D2.467 - Management of Netherton syndrome and hereditary angioedema with concurrent biologic therapy: a novel case

Background

Netherton syndrome (NS) is a rare autosomal recessive disorder caused by mutations in the serine protease inhibitor Kazal-type 5 (SPINK5) gene, leading to lympho-epithelial Kazal-type-related inhibitor (LEKTI) deficiency, impaired epidermal barrier function, ichthyosis linearis circumflexa, trichorrhexis invaginata and severe atopic manifestations. Hereditary angioedema due to C1 inhibitor deficiency (HAE-C1-INH) is an autosomal dominant bradykinin-mediated disease characterised by recurrent angioedema attacks. The coexistence of NS and HAE-C1-INH has not previously been reported and no evidence exists regarding the concomitant use of dupilumab and lanadelumab in such patients.We describe the clinical course, therapeutic response and safety of dual biologic therapy with dupilumab and lanadelumab in a patient affected by both NS and HAE-C1-INH.
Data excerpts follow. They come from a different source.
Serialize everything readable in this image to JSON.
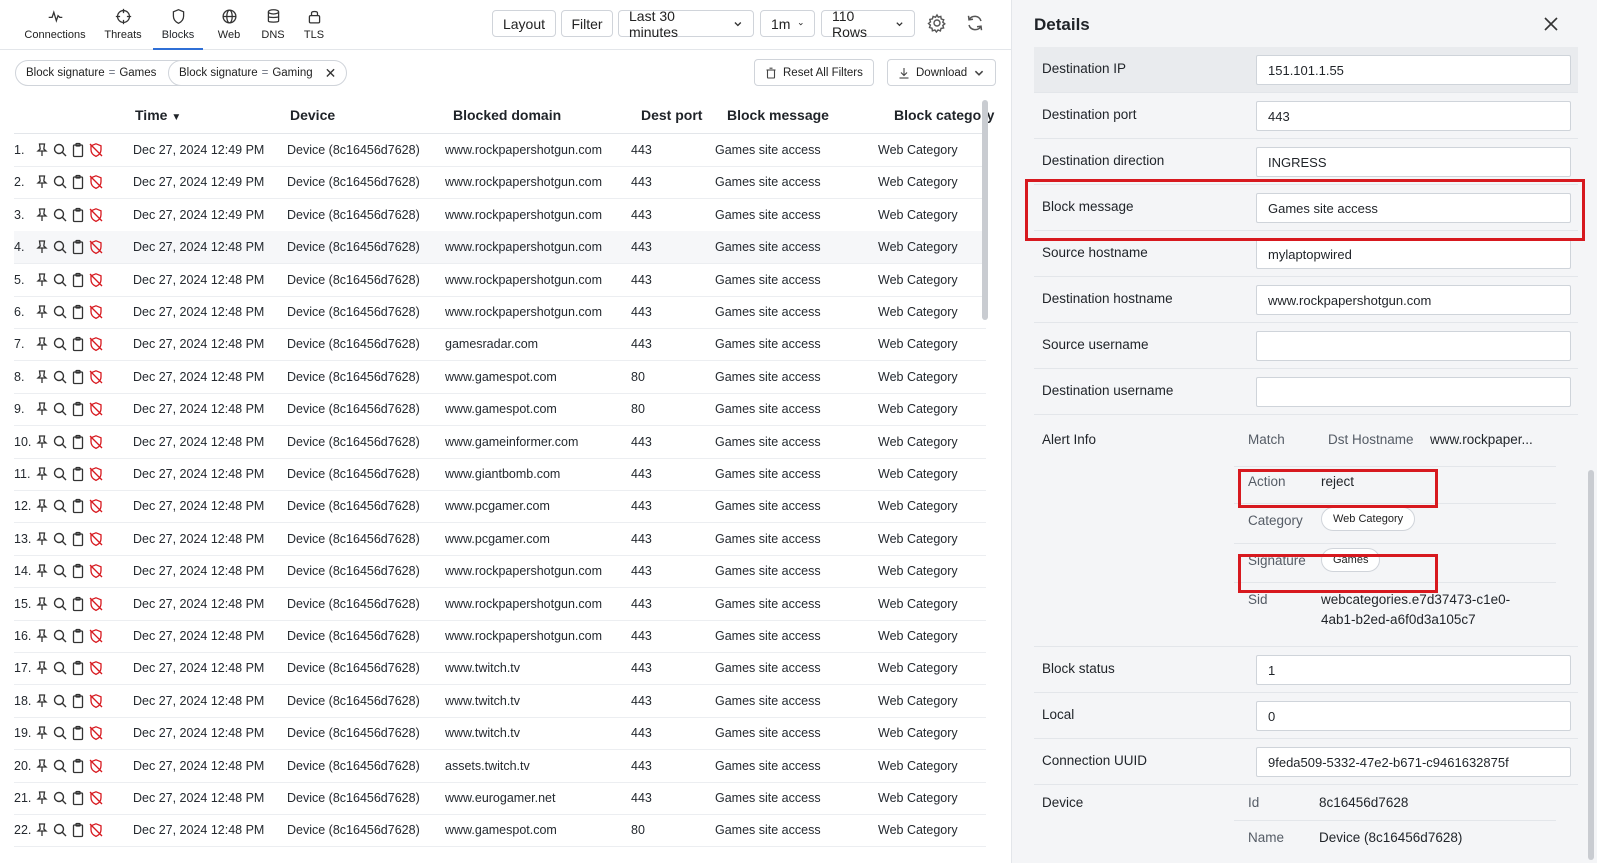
{
  "nav": {
    "tabs": [
      {
        "label": "Connections",
        "icon": "pulse-icon"
      },
      {
        "label": "Threats",
        "icon": "crosshair-icon"
      },
      {
        "label": "Blocks",
        "icon": "shield-icon"
      },
      {
        "label": "Web",
        "icon": "globe-icon"
      },
      {
        "label": "DNS",
        "icon": "database-icon"
      },
      {
        "label": "TLS",
        "icon": "lock-icon"
      }
    ],
    "active": "Blocks"
  },
  "toolbar": {
    "layout_label": "Layout",
    "filter_label": "Filter",
    "time_range": "Last 30 minutes",
    "interval": "1m",
    "rows": "110 Rows"
  },
  "filters": {
    "chips": [
      {
        "key": "Block signature",
        "op": "=",
        "value": "Games"
      },
      {
        "key": "Block signature",
        "op": "=",
        "value": "Gaming"
      }
    ],
    "reset_label": "Reset All Filters",
    "download_label": "Download"
  },
  "table": {
    "columns": {
      "time": "Time",
      "device": "Device",
      "domain": "Blocked domain",
      "port": "Dest port",
      "message": "Block message",
      "category": "Block category"
    },
    "rows": [
      {
        "n": "1.",
        "time": "Dec 27, 2024 12:49 PM",
        "device": "Device (8c16456d7628)",
        "domain": "www.rockpapershotgun.com",
        "port": "443",
        "message": "Games site access",
        "category": "Web Category"
      },
      {
        "n": "2.",
        "time": "Dec 27, 2024 12:49 PM",
        "device": "Device (8c16456d7628)",
        "domain": "www.rockpapershotgun.com",
        "port": "443",
        "message": "Games site access",
        "category": "Web Category"
      },
      {
        "n": "3.",
        "time": "Dec 27, 2024 12:49 PM",
        "device": "Device (8c16456d7628)",
        "domain": "www.rockpapershotgun.com",
        "port": "443",
        "message": "Games site access",
        "category": "Web Category"
      },
      {
        "n": "4.",
        "time": "Dec 27, 2024 12:48 PM",
        "device": "Device (8c16456d7628)",
        "domain": "www.rockpapershotgun.com",
        "port": "443",
        "message": "Games site access",
        "category": "Web Category"
      },
      {
        "n": "5.",
        "time": "Dec 27, 2024 12:48 PM",
        "device": "Device (8c16456d7628)",
        "domain": "www.rockpapershotgun.com",
        "port": "443",
        "message": "Games site access",
        "category": "Web Category"
      },
      {
        "n": "6.",
        "time": "Dec 27, 2024 12:48 PM",
        "device": "Device (8c16456d7628)",
        "domain": "www.rockpapershotgun.com",
        "port": "443",
        "message": "Games site access",
        "category": "Web Category"
      },
      {
        "n": "7.",
        "time": "Dec 27, 2024 12:48 PM",
        "device": "Device (8c16456d7628)",
        "domain": "gamesradar.com",
        "port": "443",
        "message": "Games site access",
        "category": "Web Category"
      },
      {
        "n": "8.",
        "time": "Dec 27, 2024 12:48 PM",
        "device": "Device (8c16456d7628)",
        "domain": "www.gamespot.com",
        "port": "80",
        "message": "Games site access",
        "category": "Web Category"
      },
      {
        "n": "9.",
        "time": "Dec 27, 2024 12:48 PM",
        "device": "Device (8c16456d7628)",
        "domain": "www.gamespot.com",
        "port": "80",
        "message": "Games site access",
        "category": "Web Category"
      },
      {
        "n": "10.",
        "time": "Dec 27, 2024 12:48 PM",
        "device": "Device (8c16456d7628)",
        "domain": "www.gameinformer.com",
        "port": "443",
        "message": "Games site access",
        "category": "Web Category"
      },
      {
        "n": "11.",
        "time": "Dec 27, 2024 12:48 PM",
        "device": "Device (8c16456d7628)",
        "domain": "www.giantbomb.com",
        "port": "443",
        "message": "Games site access",
        "category": "Web Category"
      },
      {
        "n": "12.",
        "time": "Dec 27, 2024 12:48 PM",
        "device": "Device (8c16456d7628)",
        "domain": "www.pcgamer.com",
        "port": "443",
        "message": "Games site access",
        "category": "Web Category"
      },
      {
        "n": "13.",
        "time": "Dec 27, 2024 12:48 PM",
        "device": "Device (8c16456d7628)",
        "domain": "www.pcgamer.com",
        "port": "443",
        "message": "Games site access",
        "category": "Web Category"
      },
      {
        "n": "14.",
        "time": "Dec 27, 2024 12:48 PM",
        "device": "Device (8c16456d7628)",
        "domain": "www.rockpapershotgun.com",
        "port": "443",
        "message": "Games site access",
        "category": "Web Category"
      },
      {
        "n": "15.",
        "time": "Dec 27, 2024 12:48 PM",
        "device": "Device (8c16456d7628)",
        "domain": "www.rockpapershotgun.com",
        "port": "443",
        "message": "Games site access",
        "category": "Web Category"
      },
      {
        "n": "16.",
        "time": "Dec 27, 2024 12:48 PM",
        "device": "Device (8c16456d7628)",
        "domain": "www.rockpapershotgun.com",
        "port": "443",
        "message": "Games site access",
        "category": "Web Category"
      },
      {
        "n": "17.",
        "time": "Dec 27, 2024 12:48 PM",
        "device": "Device (8c16456d7628)",
        "domain": "www.twitch.tv",
        "port": "443",
        "message": "Games site access",
        "category": "Web Category"
      },
      {
        "n": "18.",
        "time": "Dec 27, 2024 12:48 PM",
        "device": "Device (8c16456d7628)",
        "domain": "www.twitch.tv",
        "port": "443",
        "message": "Games site access",
        "category": "Web Category"
      },
      {
        "n": "19.",
        "time": "Dec 27, 2024 12:48 PM",
        "device": "Device (8c16456d7628)",
        "domain": "www.twitch.tv",
        "port": "443",
        "message": "Games site access",
        "category": "Web Category"
      },
      {
        "n": "20.",
        "time": "Dec 27, 2024 12:48 PM",
        "device": "Device (8c16456d7628)",
        "domain": "assets.twitch.tv",
        "port": "443",
        "message": "Games site access",
        "category": "Web Category"
      },
      {
        "n": "21.",
        "time": "Dec 27, 2024 12:48 PM",
        "device": "Device (8c16456d7628)",
        "domain": "www.eurogamer.net",
        "port": "443",
        "message": "Games site access",
        "category": "Web Category"
      },
      {
        "n": "22.",
        "time": "Dec 27, 2024 12:48 PM",
        "device": "Device (8c16456d7628)",
        "domain": "www.gamespot.com",
        "port": "80",
        "message": "Games site access",
        "category": "Web Category"
      }
    ]
  },
  "details": {
    "title": "Details",
    "fields": [
      {
        "label": "Destination IP",
        "value": "151.101.1.55"
      },
      {
        "label": "Destination port",
        "value": "443"
      },
      {
        "label": "Destination direction",
        "value": "INGRESS"
      },
      {
        "label": "Block message",
        "value": "Games site access"
      },
      {
        "label": "Source hostname",
        "value": "mylaptopwired"
      },
      {
        "label": "Destination hostname",
        "value": "www.rockpapershotgun.com"
      },
      {
        "label": "Source username",
        "value": ""
      },
      {
        "label": "Destination username",
        "value": ""
      }
    ],
    "alert_info": {
      "label": "Alert Info",
      "match_key": "Match",
      "dst_hostname_key": "Dst Hostname",
      "dst_hostname_value": "www.rockpaper...",
      "action_key": "Action",
      "action_value": "reject",
      "category_key": "Category",
      "category_value": "Web Category",
      "signature_key": "Signature",
      "signature_value": "Games",
      "sid_key": "Sid",
      "sid_line1": "webcategories.e7d37473-c1e0-",
      "sid_line2": "4ab1-b2ed-a6f0d3a105c7"
    },
    "fields2": [
      {
        "label": "Block status",
        "value": "1"
      },
      {
        "label": "Local",
        "value": "0"
      },
      {
        "label": "Connection UUID",
        "value": "9feda509-5332-47e2-b671-c9461632875f"
      }
    ],
    "device": {
      "label": "Device",
      "id_key": "Id",
      "id_value": "8c16456d7628",
      "name_key": "Name",
      "name_value": "Device (8c16456d7628)"
    }
  },
  "colors": {
    "accent": "#2f6fd6",
    "highlight_box": "#d7191f",
    "panel_bg": "#f4f5f7"
  }
}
Written informed consent for publication was obtained from the patient.

Case presentation

A 30-year-old woman with genetically confirmed NS and long-standing HAE-C1-INH presented with severe pruritus, xerosis, elevated immunoglobulin E (IgE) levels and widespread eczematous lesions refractory to topical and systemic therapies. Atopic dermatitis severity was assessed using disease activity and quality of life scores. Dupilumab was initiated at standard dosing for atopic dermatitis. Due to persistent abdominal and cutaneous angioedema despite previous prophylaxis with tranexamic acid, stanozolol and plasma-derived C1-INH, lanadelumab was introduced as long-term prophylaxis.

Dupilumab led to progressive improvement in eczema, hyperkeratosis, and hair shaft abnormalities. Disease activity scores decreased at 4 and 13 months; dermoscopy demonstrated longer, smoother and thicker hair with reduced trichorrhexis invaginata. Lanadelumab prophylaxis reduced angioedema attacks by 88.5% compared with the pre-prophylaxis period, allowing a reduction in dosing frequency to monthly administration while maintaining disease control. The patient reported substantial improvement in quality of life. No adverse reactions, safety concerns or interactions between the two biologics were observed during more than 52 weeks of combined therapy.

Conclusion 

This is the first documented case of concomitant NS and HAE-C1-INH successfully managed with dual biologic therapy. Dupilumab improved cutaneous manifestations and hair abnormalities, while lanadelumab markedly reduced angioedema frequency. The combination was safe, well tolerated and associated with significant clinical benefit. As targeted therapies expand, concomitant biologic treatment may represent a valuable therapeutic option for patients with complex rare disease phenotypes requiring simultaneous management of distinct immunologic pathways.